De brefs échos de sa vie familiale nous laissent entendre qu’il a mal répondu aux attentes de son épouse et de ses deux enfants. Se servant d’images et même d’une marionnette , un ami s’efforce de lui faire découvrir certaines vérités. En vain. Et quand on le confondra avec Ali Ben Ami, ressortissant marocain en situation irrégulière, il se sentira entraîné dans une spirale infernale.
Spirale représentée sur le sol par des lignes circulaires. Réduit à cette seule tache de couleur striée, le décor concentre notre attention sur le drame de cet homme écartelé entre ce qu’il était et ce qu’il est devenu. Insensiblement, le mouvement de la représentation s’accélère. Les personnages du gérant, de l’épouse et de l’ami endossent des rôles plus menaçants. Signes que François Mailliot perd pied, est emporté dans un tourbillon qui rend sa perte d’identité inéluctable.

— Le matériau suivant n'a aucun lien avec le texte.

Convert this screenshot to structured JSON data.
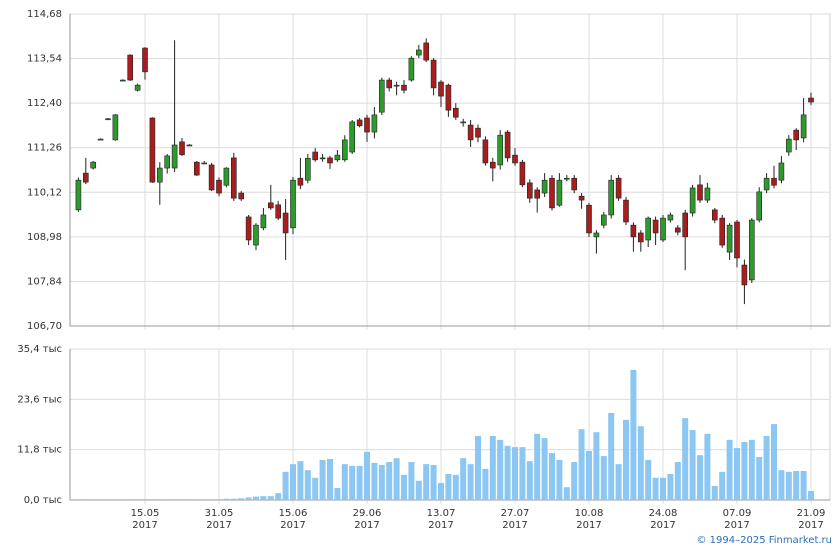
{
  "chart_data": [
    {
      "type": "candlestick",
      "categories": [
        null,
        null,
        null,
        null,
        null,
        null,
        null,
        null,
        null,
        null,
        null,
        null,
        null,
        null,
        null,
        null,
        null,
        null,
        null,
        null,
        null,
        null,
        null,
        null,
        null,
        null,
        null,
        null,
        null,
        null,
        null,
        null,
        null,
        null,
        null,
        null,
        null,
        null,
        null,
        null,
        null,
        null,
        null,
        null,
        null,
        null,
        null,
        null,
        null,
        null,
        null,
        null,
        null,
        null,
        null,
        null,
        null,
        null,
        null,
        null,
        null,
        null,
        null,
        null,
        null,
        null,
        null,
        null,
        null,
        null,
        null,
        null,
        null,
        null,
        null,
        null,
        null,
        null,
        null,
        null,
        null,
        null,
        null,
        null,
        null,
        null,
        null,
        null,
        null,
        null,
        null,
        null,
        null,
        null,
        null,
        null,
        null,
        null,
        null,
        null
      ],
      "up_color": "#2e9a2e",
      "down_color": "#a81e1e",
      "open": [
        109.67,
        110.61,
        110.74,
        111.48,
        112.0,
        111.46,
        112.99,
        113.63,
        112.73,
        113.81,
        112.02,
        110.38,
        110.74,
        110.74,
        111.41,
        111.33,
        110.89,
        110.87,
        110.82,
        110.43,
        110.3,
        111.0,
        110.1,
        109.49,
        108.77,
        109.21,
        109.85,
        109.8,
        109.59,
        109.21,
        110.48,
        110.43,
        111.15,
        111.0,
        111.0,
        110.95,
        110.95,
        111.15,
        111.97,
        112.02,
        111.66,
        112.17,
        112.99,
        112.86,
        112.86,
        112.99,
        113.63,
        113.94,
        113.5,
        112.94,
        112.86,
        112.27,
        111.92,
        111.84,
        111.76,
        111.46,
        110.89,
        110.82,
        111.66,
        111.07,
        110.89,
        110.36,
        110.18,
        110.1,
        110.48,
        109.79,
        110.48,
        110.48,
        110.02,
        109.79,
        108.98,
        109.28,
        109.54,
        110.48,
        109.92,
        109.28,
        109.08,
        108.9,
        109.41,
        108.9,
        109.41,
        109.21,
        109.59,
        109.59,
        110.31,
        109.92,
        109.67,
        109.46,
        108.59,
        109.36,
        108.26,
        107.88,
        109.41,
        110.18,
        110.48,
        110.43,
        111.15,
        111.71,
        111.51,
        112.53
      ],
      "high": [
        110.5,
        111.0,
        110.92,
        111.5,
        112.02,
        112.12,
        113.01,
        113.65,
        112.9,
        113.83,
        112.04,
        110.89,
        111.1,
        114.01,
        111.51,
        111.35,
        110.92,
        110.92,
        110.87,
        110.5,
        110.76,
        111.13,
        110.15,
        109.54,
        109.33,
        109.72,
        110.31,
        109.9,
        109.95,
        110.51,
        111.0,
        111.1,
        111.25,
        111.1,
        111.05,
        111.2,
        111.58,
        111.97,
        112.02,
        112.1,
        112.3,
        113.05,
        113.05,
        112.95,
        112.99,
        113.6,
        113.89,
        114.06,
        113.55,
        112.99,
        112.9,
        112.4,
        112.0,
        111.97,
        111.85,
        111.55,
        111.0,
        111.71,
        111.71,
        111.25,
        110.95,
        110.45,
        110.25,
        110.61,
        110.56,
        110.61,
        110.56,
        110.56,
        110.1,
        109.85,
        109.15,
        109.62,
        110.56,
        110.56,
        110.0,
        109.35,
        109.15,
        109.5,
        109.5,
        109.54,
        109.6,
        109.28,
        109.67,
        110.31,
        110.56,
        110.36,
        109.72,
        109.54,
        109.33,
        109.41,
        108.4,
        109.46,
        110.25,
        110.61,
        110.8,
        111.05,
        111.58,
        111.76,
        112.53,
        112.67
      ],
      "low": [
        109.62,
        110.33,
        110.7,
        111.46,
        111.98,
        111.44,
        112.97,
        112.97,
        112.7,
        113.0,
        110.36,
        109.8,
        110.6,
        110.64,
        111.05,
        111.31,
        110.54,
        110.84,
        110.15,
        110.02,
        110.25,
        109.9,
        109.9,
        108.77,
        108.64,
        109.15,
        109.67,
        109.41,
        108.39,
        109.05,
        110.2,
        110.35,
        110.9,
        110.9,
        110.72,
        110.9,
        110.9,
        111.1,
        111.78,
        111.41,
        111.5,
        112.1,
        112.7,
        112.6,
        112.65,
        112.95,
        113.55,
        113.45,
        112.6,
        112.3,
        112.05,
        111.97,
        111.8,
        111.28,
        111.4,
        110.8,
        110.4,
        110.7,
        110.9,
        110.8,
        110.25,
        109.85,
        109.6,
        110.0,
        109.65,
        109.75,
        110.4,
        110.1,
        109.7,
        108.98,
        108.55,
        109.2,
        109.45,
        109.9,
        109.28,
        108.6,
        108.6,
        108.72,
        108.77,
        108.85,
        109.35,
        109.02,
        108.13,
        109.5,
        109.85,
        109.85,
        109.33,
        108.7,
        108.39,
        108.2,
        107.26,
        107.8,
        109.35,
        110.1,
        110.22,
        110.35,
        111.05,
        111.2,
        111.4,
        112.35
      ],
      "close": [
        110.43,
        110.38,
        110.89,
        111.48,
        112.0,
        112.1,
        112.99,
        112.99,
        112.86,
        113.2,
        110.38,
        110.74,
        111.05,
        111.33,
        111.08,
        111.33,
        110.56,
        110.87,
        110.18,
        110.1,
        110.74,
        109.97,
        109.95,
        108.9,
        109.28,
        109.54,
        109.72,
        109.46,
        109.08,
        110.43,
        110.3,
        110.99,
        110.95,
        111.0,
        110.87,
        111.07,
        111.46,
        111.92,
        111.82,
        111.66,
        112.1,
        112.99,
        112.79,
        112.86,
        112.73,
        113.55,
        113.76,
        113.5,
        112.79,
        112.58,
        112.22,
        112.04,
        111.92,
        111.46,
        111.53,
        110.87,
        110.74,
        111.58,
        111.0,
        110.87,
        110.31,
        109.97,
        109.97,
        110.43,
        109.72,
        110.43,
        110.48,
        110.18,
        109.92,
        109.08,
        109.08,
        109.54,
        110.43,
        109.97,
        109.36,
        108.98,
        108.85,
        109.46,
        109.08,
        109.46,
        109.54,
        109.1,
        108.98,
        110.23,
        109.92,
        110.23,
        109.41,
        108.77,
        109.28,
        108.44,
        107.75,
        109.41,
        110.13,
        110.48,
        110.3,
        110.87,
        111.48,
        111.46,
        112.1,
        112.43
      ],
      "ylim": [
        106.7,
        114.68
      ],
      "yticks": [
        {
          "value": 106.7,
          "label": "106,70"
        },
        {
          "value": 107.84,
          "label": "107,84"
        },
        {
          "value": 108.98,
          "label": "108,98"
        },
        {
          "value": 110.12,
          "label": "110,12"
        },
        {
          "value": 111.26,
          "label": "111,26"
        },
        {
          "value": 112.4,
          "label": "112,40"
        },
        {
          "value": 113.54,
          "label": "113,54"
        },
        {
          "value": 114.68,
          "label": "114,68"
        }
      ],
      "grid": true
    },
    {
      "type": "bar",
      "color": "#8cc6f2",
      "values": [
        0.2,
        0.2,
        0.2,
        0.2,
        0.2,
        0.2,
        0.2,
        0.2,
        0.2,
        0.2,
        0.2,
        0.2,
        0.2,
        0.2,
        0.2,
        0.2,
        0.2,
        0.2,
        0.2,
        0.2,
        0.3,
        0.3,
        0.4,
        0.6,
        0.8,
        0.9,
        0.9,
        1.6,
        6.6,
        8.4,
        9.1,
        7.0,
        5.2,
        9.4,
        9.6,
        2.8,
        8.4,
        8.0,
        8.0,
        11.3,
        8.7,
        8.2,
        8.9,
        9.8,
        5.9,
        8.9,
        4.5,
        8.4,
        8.2,
        4.0,
        6.1,
        5.9,
        9.8,
        8.4,
        15.0,
        7.3,
        15.0,
        14.1,
        12.7,
        12.4,
        12.4,
        9.1,
        15.5,
        14.5,
        11.0,
        9.4,
        3.0,
        8.9,
        16.6,
        11.5,
        15.9,
        10.3,
        20.4,
        8.4,
        18.8,
        30.5,
        17.3,
        9.4,
        5.2,
        5.2,
        6.1,
        8.9,
        19.2,
        16.4,
        10.5,
        15.5,
        3.3,
        6.6,
        14.1,
        12.2,
        13.6,
        14.1,
        10.1,
        15.0,
        17.8,
        7.0,
        6.6,
        6.8,
        6.8,
        2.1
      ],
      "ylim": [
        0,
        35.4
      ],
      "yticks": [
        {
          "value": 0,
          "label": "0,0 тыс"
        },
        {
          "value": 11.8,
          "label": "11,8 тыс"
        },
        {
          "value": 23.6,
          "label": "23,6 тыс"
        },
        {
          "value": 35.4,
          "label": "35,4 тыс"
        }
      ],
      "xticks": [
        {
          "value": 9,
          "label": "15.05\n2017"
        },
        {
          "value": 19,
          "label": "31.05\n2017"
        },
        {
          "value": 29,
          "label": "15.06\n2017"
        },
        {
          "value": 39,
          "label": "29.06\n2017"
        },
        {
          "value": 49,
          "label": "13.07\n2017"
        },
        {
          "value": 59,
          "label": "27.07\n2017"
        },
        {
          "value": 69,
          "label": "10.08\n2017"
        },
        {
          "value": 79,
          "label": "24.08\n2017"
        },
        {
          "value": 89,
          "label": "07.09\n2017"
        },
        {
          "value": 99,
          "label": "21.09\n2017"
        }
      ],
      "grid": true,
      "credit": "© 1994–2025 Finmarket.ru"
    }
  ]
}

Emmanuelle Mathieu, qui avait déjà collaboré avec l’auteur pour "Tartare", a remarquablement apprivoisé l’écriture de René Bizac. Sa mise en scène fluide exploite efficacement les changements de tons, de rythmes et nous aide à savourer ce texte lumineux et envoûtant. En incarnant François Mailliot avec sobriété et conviction, Benoît Verhaert réussit à nous faire partager le destin tragique de son personnage. Mais son interprétation retenue impose une distance et nous incite donc à réfléchir au sens de cette fable. L’auteur ne cherche pas à nous révolter ni à nous apitoyer. "Il explore par petites touches, comme celui qui peint, les faillites morales de l’homme moderne et les dérives de l’organisation technologique de la vie contemporaine." (extrait de l’édition de "François Mailliot", publié par Lansman).